Thursday, November 14, 2019

treze

o número do azar ou da sorte
A depender daquele que acredita
E que pode acreditar.

Anos e anos acreditando
Ou tentando acreditar
Que existe alguma coisa pela qual se vale a pena viver
E não sei o que tenho.

Não sei o que tenho quando olho no espelho
Ou quando acordo
Ou quando respiro.

Não sei o que tenho enquanto escuto o dia lá fora
Ou escuto o que se passa aqui dentro.

Não sei o que conquistei ao longo dos anos
Ou se conquistei
Ou se tentei.

Não sei o que virá amanhã
E nunca saberei
E a morte parece melhor que não saber,
Mas a morte é não sabida, embora sabida.

Não sei de como aconteceram todas as mudanças do amor, 
Porque é sobre amor
Sempre sobre amor,
Porque não há nada mais além do amor.

Amor é treze
Sorte ou azar.

Sunday, June 16, 2019

Distância

consigo imaginar na noite de domingo
seu corpo deitado tenso no sofá
enquanto tenta não pensar
mas falha como sempre
e se angustia por não conseguir
fazer o impossível.

consigo imaginar nessa noite quente de domingo
seu corpo levantando e caminhando rapidamente
de um lado para o outro na sala de piso frio
para o corredor de piso de madeira
e os rangidos, os rangidos, os rangidos
ecoando pela casa toda, de maneira estrondosa
porque leveza passa longe,
embora seja tão leve de carregar.

consigo imaginar na noite de domingo
em que eu suo sozinho na sala do apartamento que já foi de dois
mas que agora é só
seu corpo tão distante, que continua quente
e longe e longe e longe
e em silêncio e em paz.

Wednesday, June 12, 2019

Pax magnifica

já faz um tempo que as manhãs são mais frias
sem o calor do seu corpo ao meu lado na cama
e sua figura pequena para desenhar um pequeno volume
sob as cobertas
já bagunçadas depois de brigas sobre como elas funcionam.

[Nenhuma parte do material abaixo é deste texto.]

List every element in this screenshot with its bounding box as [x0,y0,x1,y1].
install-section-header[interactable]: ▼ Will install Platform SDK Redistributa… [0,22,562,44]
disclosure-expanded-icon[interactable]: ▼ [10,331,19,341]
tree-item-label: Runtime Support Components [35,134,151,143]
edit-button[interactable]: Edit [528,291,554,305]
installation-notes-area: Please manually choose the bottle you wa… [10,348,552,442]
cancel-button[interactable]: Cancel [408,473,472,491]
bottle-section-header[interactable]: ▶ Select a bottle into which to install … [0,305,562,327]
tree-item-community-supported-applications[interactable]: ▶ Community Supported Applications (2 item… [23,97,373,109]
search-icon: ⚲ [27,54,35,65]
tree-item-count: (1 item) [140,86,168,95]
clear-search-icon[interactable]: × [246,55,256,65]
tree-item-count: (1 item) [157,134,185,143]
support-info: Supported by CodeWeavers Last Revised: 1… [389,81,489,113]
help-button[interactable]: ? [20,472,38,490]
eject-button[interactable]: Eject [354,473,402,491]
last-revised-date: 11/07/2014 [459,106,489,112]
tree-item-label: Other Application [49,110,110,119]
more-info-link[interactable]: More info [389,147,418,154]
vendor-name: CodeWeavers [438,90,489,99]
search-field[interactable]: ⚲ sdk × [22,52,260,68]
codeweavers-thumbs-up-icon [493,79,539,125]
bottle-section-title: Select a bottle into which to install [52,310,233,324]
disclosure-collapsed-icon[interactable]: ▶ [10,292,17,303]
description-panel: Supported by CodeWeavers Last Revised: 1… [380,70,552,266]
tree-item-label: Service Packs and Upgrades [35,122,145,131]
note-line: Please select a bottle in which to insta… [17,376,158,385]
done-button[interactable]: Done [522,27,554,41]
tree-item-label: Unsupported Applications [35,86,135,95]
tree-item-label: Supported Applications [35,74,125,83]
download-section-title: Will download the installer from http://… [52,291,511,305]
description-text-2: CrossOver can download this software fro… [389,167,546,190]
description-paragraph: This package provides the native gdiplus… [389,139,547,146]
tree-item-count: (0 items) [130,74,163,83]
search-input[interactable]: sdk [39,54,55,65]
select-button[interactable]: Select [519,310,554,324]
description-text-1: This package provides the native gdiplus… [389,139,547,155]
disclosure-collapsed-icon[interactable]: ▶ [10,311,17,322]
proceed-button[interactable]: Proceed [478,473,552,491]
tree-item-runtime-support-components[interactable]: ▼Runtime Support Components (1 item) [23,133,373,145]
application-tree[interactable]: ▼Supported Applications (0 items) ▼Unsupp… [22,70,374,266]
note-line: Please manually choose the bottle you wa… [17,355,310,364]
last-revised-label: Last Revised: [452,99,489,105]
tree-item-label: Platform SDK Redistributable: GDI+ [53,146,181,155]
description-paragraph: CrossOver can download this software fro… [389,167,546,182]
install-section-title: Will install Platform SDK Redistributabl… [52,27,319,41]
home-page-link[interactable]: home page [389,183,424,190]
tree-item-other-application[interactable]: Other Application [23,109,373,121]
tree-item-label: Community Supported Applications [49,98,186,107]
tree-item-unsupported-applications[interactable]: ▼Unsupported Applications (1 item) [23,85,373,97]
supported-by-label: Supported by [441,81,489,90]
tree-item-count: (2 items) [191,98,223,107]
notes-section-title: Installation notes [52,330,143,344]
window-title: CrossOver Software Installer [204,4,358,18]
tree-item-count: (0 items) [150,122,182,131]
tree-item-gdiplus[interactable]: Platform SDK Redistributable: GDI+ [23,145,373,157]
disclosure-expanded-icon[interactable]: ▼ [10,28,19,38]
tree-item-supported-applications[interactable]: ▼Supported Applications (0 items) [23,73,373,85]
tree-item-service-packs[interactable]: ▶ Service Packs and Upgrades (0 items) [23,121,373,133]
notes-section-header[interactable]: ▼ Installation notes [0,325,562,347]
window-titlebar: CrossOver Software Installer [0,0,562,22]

já faz um tempo que os banhos vão se tornando solitários
enquanto as músicas ecoam altas no box de vidro
que se encontra manchado.
.
já faz um tempo
que o dia se tornou mais confortável
sem a sensação de que o retorno para casa
seria o símbolo de mais um retorno suado, lutado, perdido
- não há vitórias em guerras, sempre se perde.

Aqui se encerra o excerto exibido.